2. The disk array device according to claim 1 , wherein a physical disk in which no failure has occurred among physical disks allocated to the priority logical disk when the priority logical disk is accessed from a host; A disk array device further comprising access means for accessing the first storage means.

3. The disk array device according to claim 1, wherein the first storage means is a non-volatile semiconductor memory.

Detecting that a physical disk has failed;
Read all the data related to the priority logical disk from the physical disks that have not failed among the physical disks that are assigned to the priority logical disk of the logical disks to which the failed physical disk is assigned A first reading step;
A first recovery step of recovering all data stored in the physical disk in which a failure has occurred among the data of the priority logical disk from the data read in the first reading step;
A first storage step of temporarily storing the data recovered by the first recovery step in a first storage means;
From the physical disk assigned to the logical disk that is not the preferred logical disk among the logical disks to which the failed physical disk is assigned, to the logical disk that is not the preferred logical disk. A second reading step for reading all such data;
A second recovery step of recovering all data stored in the physical disk in which a failure has occurred among the data of the logical disk that is not the priority logical disk from the data read in the second reading step;
A second storage step of storing the data recovered in the second recovery step in a second storage means;
A third storage step of storing data temporarily stored in the first storage means in the second storage means;
A failure recovery method for a disk array device, comprising:

5. The failure recovery method for a disk array device according to claim 4 , further comprising a fourth storage step for storing an identifier of a logical disk designated by a host, wherein the first read step stores in the fourth storage step.
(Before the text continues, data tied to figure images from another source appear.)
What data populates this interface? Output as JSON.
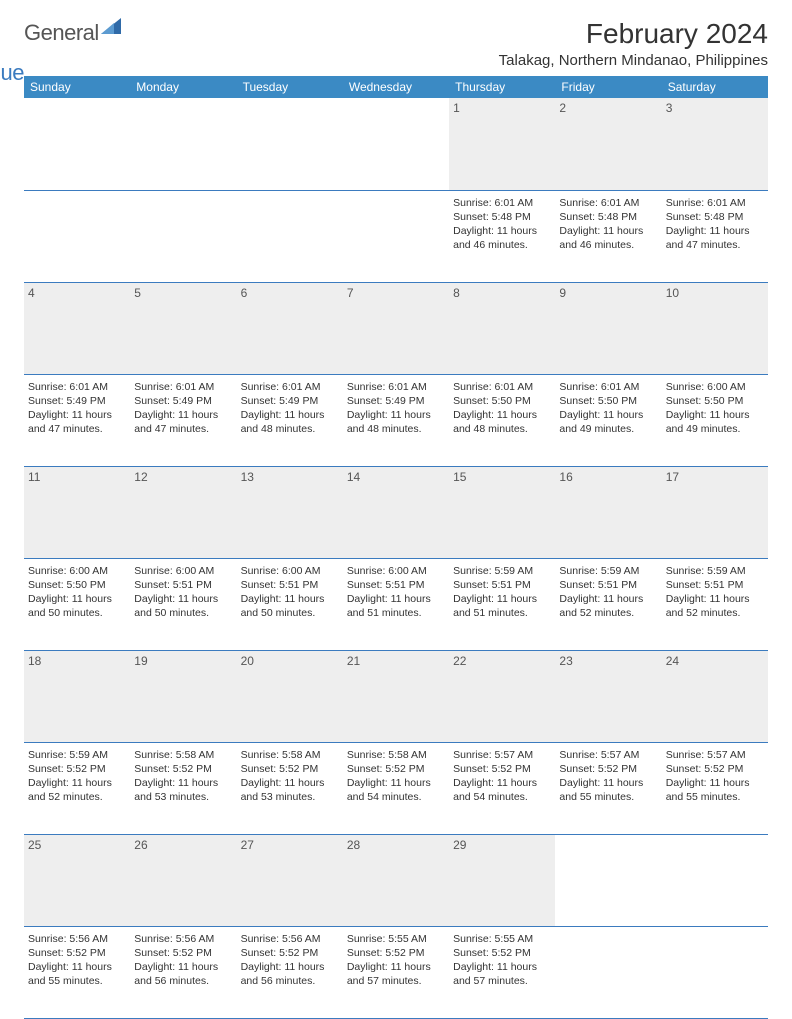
{
  "brand": {
    "text1": "General",
    "text2": "Blue",
    "icon_color": "#2f6aa8"
  },
  "title": "February 2024",
  "location": "Talakag, Northern Mindanao, Philippines",
  "colors": {
    "header_bg": "#3b8ac4",
    "header_text": "#ffffff",
    "daynum_bg": "#eeeeee",
    "rule": "#3b7bbf"
  },
  "daysOfWeek": [
    "Sunday",
    "Monday",
    "Tuesday",
    "Wednesday",
    "Thursday",
    "Friday",
    "Saturday"
  ],
  "weeks": [
    {
      "nums": [
        "",
        "",
        "",
        "",
        "1",
        "2",
        "3"
      ],
      "cells": [
        null,
        null,
        null,
        null,
        {
          "sunrise": "6:01 AM",
          "sunset": "5:48 PM",
          "daylight_h": "11",
          "daylight_m": "46"
        },
        {
          "sunrise": "6:01 AM",
          "sunset": "5:48 PM",
          "daylight_h": "11",
          "daylight_m": "46"
        },
        {
          "sunrise": "6:01 AM",
          "sunset": "5:48 PM",
          "daylight_h": "11",
          "daylight_m": "47"
        }
      ]
    },
    {
      "nums": [
        "4",
        "5",
        "6",
        "7",
        "8",
        "9",
        "10"
      ],
      "cells": [
        {
          "sunrise": "6:01 AM",
          "sunset": "5:49 PM",
          "daylight_h": "11",
          "daylight_m": "47"
        },
        {
          "sunrise": "6:01 AM",
          "sunset": "5:49 PM",
          "daylight_h": "11",
          "daylight_m": "47"
        },
        {
          "sunrise": "6:01 AM",
          "sunset": "5:49 PM",
          "daylight_h": "11",
          "daylight_m": "48"
        },
        {
          "sunrise": "6:01 AM",
          "sunset": "5:49 PM",
          "daylight_h": "11",
          "daylight_m": "48"
        },
        {
          "sunrise": "6:01 AM",
          "sunset": "5:50 PM",
          "daylight_h": "11",
          "daylight_m": "48"
        },
        {
          "sunrise": "6:01 AM",
          "sunset": "5:50 PM",
          "daylight_h": "11",
          "daylight_m": "49"
        },
        {
          "sunrise": "6:00 AM",
          "sunset": "5:50 PM",
          "daylight_h": "11",
          "daylight_m": "49"
        }
      ]
    },
    {
      "nums": [
        "11",
        "12",
        "13",
        "14",
        "15",
        "16",
        "17"
      ],
      "cells": [
        {
          "sunrise": "6:00 AM",
          "sunset": "5:50 PM",
          "daylight_h": "11",
          "daylight_m": "50"
        },
        {
          "sunrise": "6:00 AM",
          "sunset": "5:51 PM",
          "daylight_h": "11",
          "daylight_m": "50"
        },
        {
          "sunrise": "6:00 AM",
          "sunset": "5:51 PM",
          "daylight_h": "11",
          "daylight_m": "50"
        },
        {
          "sunrise": "6:00 AM",
          "sunset": "5:51 PM",
          "daylight_h": "11",
          "daylight_m": "51"
        },
        {
          "sunrise": "5:59 AM",
          "sunset": "5:51 PM",
          "daylight_h": "11",
          "daylight_m": "51"
        },
        {
          "sunrise": "5:59 AM",
          "sunset": "5:51 PM",
          "daylight_h": "11",
          "daylight_m": "52"
        },
        {
          "sunrise": "5:59 AM",
          "sunset": "5:51 PM",
          "daylight_h": "11",
          "daylight_m": "52"
        }
      ]
    },
    {
      "nums": [
        "18",
        "19",
        "20",
        "21",
        "22",
        "23",
        "24"
      ],
      "cells": [
        {
          "sunrise": "5:59 AM",
          "sunset": "5:52 PM",
          "daylight_h": "11",
          "daylight_m": "52"
        },
        {
          "sunrise": "5:58 AM",
          "sunset": "5:52 PM",
          "daylight_h": "11",
          "daylight_m": "53"
        },
        {
          "sunrise": "5:58 AM",
          "sunset": "5:52 PM",
          "daylight_h": "11",
          "daylight_m": "53"
        },
        {
          "sunrise": "5:58 AM",
          "sunset": "5:52 PM",
          "daylight_h": "11",
          "daylight_m": "54"
        },
        {
          "sunrise": "5:57 AM",
          "sunset": "5:52 PM",
          "daylight_h": "11",
          "daylight_m": "54"
        },
        {
          "sunrise": "5:57 AM",
          "sunset": "5:52 PM",
          "daylight_h": "11",
          "daylight_m": "55"
        },
        {
          "sunrise": "5:57 AM",
          "sunset": "5:52 PM",
          "daylight_h": "11",
          "daylight_m": "55"
        }
      ]
    },
    {
      "nums": [
        "25",
        "26",
        "27",
        "28",
        "29",
        "",
        ""
      ],
      "cells": [
        {
          "sunrise": "5:56 AM",
          "sunset": "5:52 PM",
          "daylight_h": "11",
          "daylight_m": "55"
        },
        {
          "sunrise": "5:56 AM",
          "sunset": "5:52 PM",
          "daylight_h": "11",
          "daylight_m": "56"
        },
        {
          "sunrise": "5:56 AM",
          "sunset": "5:52 PM",
          "daylight_h": "11",
          "daylight_m": "56"
        },
        {
          "sunrise": "5:55 AM",
          "sunset": "5:52 PM",
          "daylight_h": "11",
          "daylight_m": "57"
        },
        {
          "sunrise": "5:55 AM",
          "sunset": "5:52 PM",
          "daylight_h": "11",
          "daylight_m": "57"
        },
        null,
        null
      ]
    }
  ],
  "labels": {
    "sunrise": "Sunrise:",
    "sunset": "Sunset:",
    "daylight_prefix": "Daylight:",
    "hours_word": "hours",
    "and_word": "and",
    "minutes_word": "minutes."
  }
}
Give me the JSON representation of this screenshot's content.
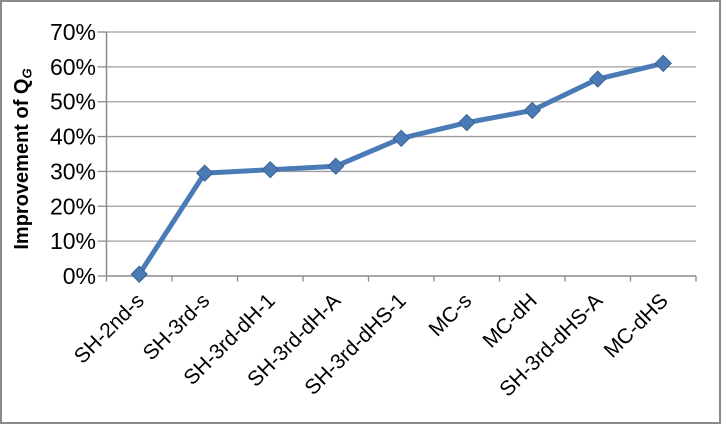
{
  "chart_data": {
    "type": "line",
    "title": "",
    "ylabel_main": "Improvement of Q",
    "ylabel_sub": "G",
    "xlabel": "",
    "categories": [
      "SH-2nd-s",
      "SH-3rd-s",
      "SH-3rd-dH-1",
      "SH-3rd-dH-A",
      "SH-3rd-dHS-1",
      "MC-s",
      "MC-dH",
      "SH-3rd-dHS-A",
      "MC-dHS"
    ],
    "values": [
      0.5,
      29.5,
      30.5,
      31.5,
      39.5,
      44,
      47.5,
      56.5,
      61
    ],
    "unit": "%",
    "y_tick_labels": [
      "0%",
      "10%",
      "20%",
      "30%",
      "40%",
      "50%",
      "60%",
      "70%"
    ],
    "ylim": [
      0,
      70
    ],
    "y_tick_step": 10,
    "grid": true,
    "legend": "none",
    "marker": "diamond",
    "colors": {
      "line": "#4a7bb7",
      "marker_fill": "#4a7bb7",
      "marker_border": "#3b628f",
      "gridline": "#9e9e9e",
      "axis": "#8a8a8a",
      "tick": "#8a8a8a",
      "text": "#000000",
      "frame_border": "#8a8a8a",
      "background": "#ffffff"
    }
  }
}
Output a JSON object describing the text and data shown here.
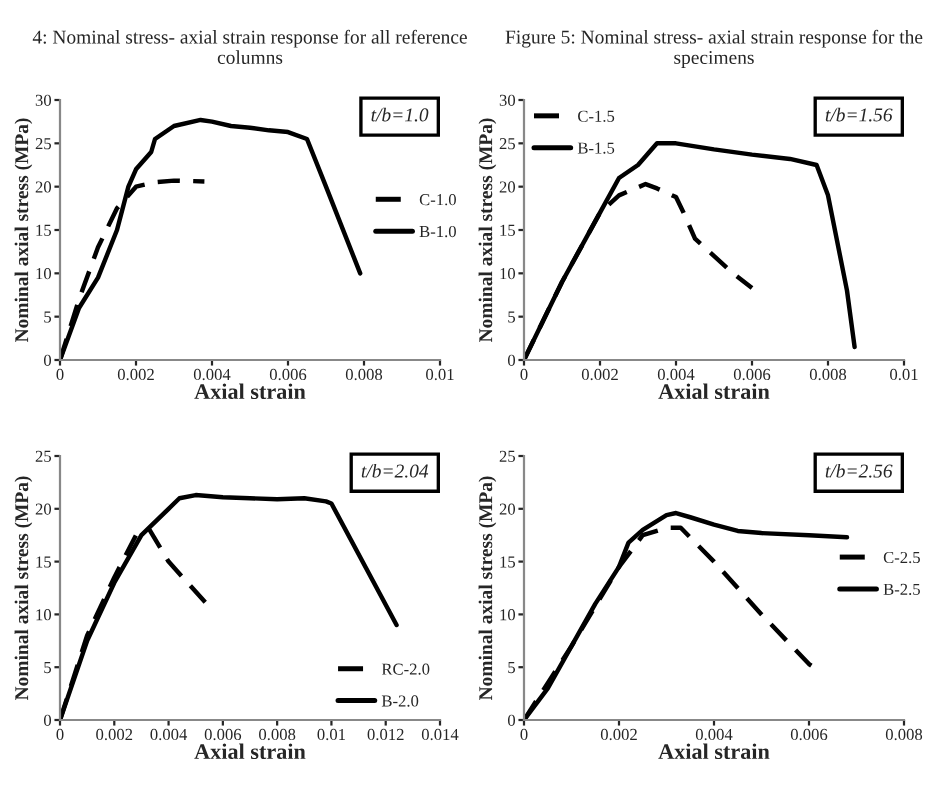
{
  "chart_data": [
    {
      "type": "line",
      "title": "4: Nominal stress- axial strain response for all reference columns",
      "xlabel": "Axial strain",
      "ylabel": "Nominal axial stress (MPa)",
      "annotations": [
        "t/b=1.0"
      ],
      "xlim": [
        0,
        0.01
      ],
      "xticks": [
        0,
        0.002,
        0.004,
        0.006,
        0.008,
        0.01
      ],
      "ylim": [
        0,
        30
      ],
      "yticks": [
        0,
        5,
        10,
        15,
        20,
        25,
        30
      ],
      "legend": "right",
      "grid": false,
      "series": [
        {
          "name": "C-1.0",
          "color": "#000000",
          "line_style": "dashed",
          "x": [
            0,
            0.0005,
            0.001,
            0.0015,
            0.002,
            0.0025,
            0.003,
            0.0038
          ],
          "values": [
            0,
            7,
            13,
            17.5,
            20,
            20.5,
            20.7,
            20.6
          ]
        },
        {
          "name": "B-1.0",
          "color": "#000000",
          "line_style": "solid",
          "x": [
            0,
            0.0005,
            0.001,
            0.0015,
            0.0018,
            0.002,
            0.0024,
            0.0025,
            0.003,
            0.0037,
            0.004,
            0.0045,
            0.005,
            0.0055,
            0.006,
            0.0065,
            0.007,
            0.0079
          ],
          "values": [
            0,
            6,
            9.5,
            15,
            20,
            22,
            24,
            25.5,
            27,
            27.7,
            27.5,
            27,
            26.8,
            26.5,
            26.3,
            25.5,
            20,
            10
          ]
        }
      ]
    },
    {
      "type": "line",
      "title": "Figure 5: Nominal stress- axial strain response for the specimens",
      "xlabel": "Axial strain",
      "ylabel": "Nominal axial stress (MPa)",
      "annotations": [
        "t/b=1.56"
      ],
      "xlim": [
        0,
        0.01
      ],
      "xticks": [
        0,
        0.002,
        0.004,
        0.006,
        0.008,
        0.01
      ],
      "ylim": [
        0,
        30
      ],
      "yticks": [
        0,
        5,
        10,
        15,
        20,
        25,
        30
      ],
      "legend": "top left",
      "grid": false,
      "series": [
        {
          "name": "C-1.5",
          "color": "#000000",
          "line_style": "dashed",
          "x": [
            0,
            0.001,
            0.002,
            0.0025,
            0.0032,
            0.0035,
            0.004,
            0.0042,
            0.0045,
            0.0055,
            0.006
          ],
          "values": [
            0,
            9,
            17,
            19,
            20.3,
            19.8,
            18.8,
            17,
            14,
            10,
            8.3
          ]
        },
        {
          "name": "B-1.5",
          "color": "#000000",
          "line_style": "solid",
          "x": [
            0,
            0.001,
            0.002,
            0.0025,
            0.003,
            0.0035,
            0.004,
            0.005,
            0.006,
            0.007,
            0.0077,
            0.008,
            0.0085,
            0.0087
          ],
          "values": [
            0,
            9,
            17,
            21,
            22.5,
            25,
            25,
            24.3,
            23.7,
            23.2,
            22.5,
            19,
            8,
            1.5
          ]
        }
      ]
    },
    {
      "type": "line",
      "xlabel": "Axial strain",
      "ylabel": "Nominal axial stress (MPa)",
      "annotations": [
        "t/b=2.04"
      ],
      "xlim": [
        0,
        0.014
      ],
      "xticks": [
        0,
        0.002,
        0.004,
        0.006,
        0.008,
        0.01,
        0.012,
        0.014
      ],
      "ylim": [
        0,
        25
      ],
      "yticks": [
        0,
        5,
        10,
        15,
        20,
        25
      ],
      "legend": "bottom right",
      "grid": false,
      "series": [
        {
          "name": "RC-2.0",
          "color": "#000000",
          "line_style": "dashed",
          "x": [
            0,
            0.001,
            0.002,
            0.0028,
            0.0033,
            0.004,
            0.0054
          ],
          "values": [
            0,
            8,
            13.5,
            17.5,
            18,
            15,
            11
          ]
        },
        {
          "name": "B-2.0",
          "color": "#000000",
          "line_style": "solid",
          "x": [
            0,
            0.001,
            0.002,
            0.003,
            0.004,
            0.0044,
            0.005,
            0.006,
            0.007,
            0.008,
            0.009,
            0.0098,
            0.01,
            0.0124
          ],
          "values": [
            0,
            7.5,
            13,
            17.5,
            20,
            21,
            21.3,
            21.1,
            21,
            20.9,
            21,
            20.7,
            20.5,
            9
          ]
        }
      ]
    },
    {
      "type": "line",
      "xlabel": "Axial strain",
      "ylabel": "Nominal axial stress (MPa)",
      "annotations": [
        "t/b=2.56"
      ],
      "xlim": [
        0,
        0.008
      ],
      "xticks": [
        0,
        0.002,
        0.004,
        0.006,
        0.008
      ],
      "ylim": [
        0,
        25
      ],
      "yticks": [
        0,
        5,
        10,
        15,
        20,
        25
      ],
      "legend": "right",
      "grid": false,
      "series": [
        {
          "name": "C-2.5",
          "color": "#000000",
          "line_style": "dashed",
          "x": [
            0,
            0.001,
            0.002,
            0.0025,
            0.003,
            0.0033,
            0.004,
            0.005,
            0.006,
            0.0061
          ],
          "values": [
            0,
            7,
            14.5,
            17.5,
            18.2,
            18.2,
            15,
            10,
            5.3,
            5
          ]
        },
        {
          "name": "B-2.5",
          "color": "#000000",
          "line_style": "solid",
          "x": [
            0,
            0.0005,
            0.001,
            0.0015,
            0.002,
            0.0022,
            0.0025,
            0.003,
            0.0032,
            0.0035,
            0.004,
            0.0045,
            0.005,
            0.006,
            0.0068
          ],
          "values": [
            0,
            3,
            7,
            11,
            14.5,
            16.8,
            18,
            19.4,
            19.6,
            19.2,
            18.5,
            17.9,
            17.7,
            17.5,
            17.3
          ]
        }
      ]
    }
  ]
}
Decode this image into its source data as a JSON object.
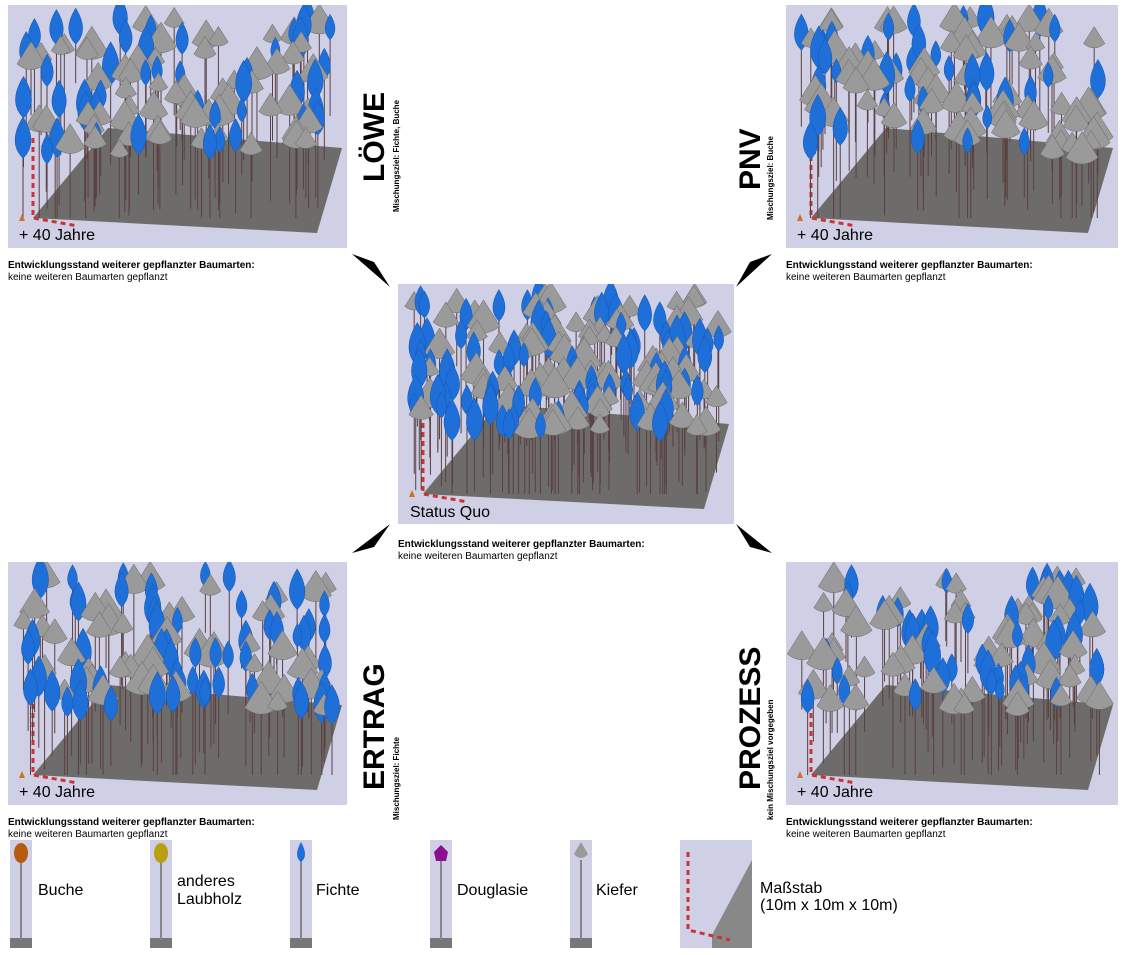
{
  "center": {
    "label": "Status Quo",
    "caption_bold": "Entwicklungsstand weiterer gepflanzter Baumarten:",
    "caption": "keine weiteren Baumarten gepflanzt"
  },
  "panels": [
    {
      "title": "LÖWE",
      "subtitle": "Mischungsziel: Fichte, Buche",
      "label": "+ 40 Jahre",
      "caption_bold": "Entwicklungsstand weiterer gepflanzter Baumarten:",
      "caption": "keine weiteren Baumarten gepflanzt"
    },
    {
      "title": "PNV",
      "subtitle": "Mischungsziel: Buche",
      "label": "+ 40 Jahre",
      "caption_bold": "Entwicklungsstand weiterer gepflanzter Baumarten:",
      "caption": "keine weiteren Baumarten gepflanzt"
    },
    {
      "title": "ERTRAG",
      "subtitle": "Mischungsziel: Fichte",
      "label": "+ 40 Jahre",
      "caption_bold": "Entwicklungsstand weiterer gepflanzter Baumarten:",
      "caption": "keine weiteren Baumarten gepflanzt"
    },
    {
      "title": "PROZESS",
      "subtitle": "kein Mischungsziel vorgegeben",
      "label": "+ 40 Jahre",
      "caption_bold": "Entwicklungsstand weiterer gepflanzter Baumarten:",
      "caption": "keine weiteren Baumarten gepflanzt"
    }
  ],
  "legend": [
    {
      "lines": [
        "Buche"
      ]
    },
    {
      "lines": [
        "anderes",
        "Laubholz"
      ]
    },
    {
      "lines": [
        "Fichte"
      ]
    },
    {
      "lines": [
        "Douglasie"
      ]
    },
    {
      "lines": [
        "Kiefer"
      ]
    },
    {
      "lines": [
        "Maßstab",
        "(10m x 10m x 10m)"
      ]
    }
  ]
}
A failure recovery method in a disk array device, wherein a logical disk having a specified identifier is used as the priority logical disk.

6. The failure recovery method for a disk array device according to claim 4 , wherein when a priority is given to the priority logical disk from a host, a failure occurs in a physical disk assigned to the priority logical disk. A failure recovery method in a disk array device, further comprising an access step of accessing a physical disk that has not been accessed and the first storage means.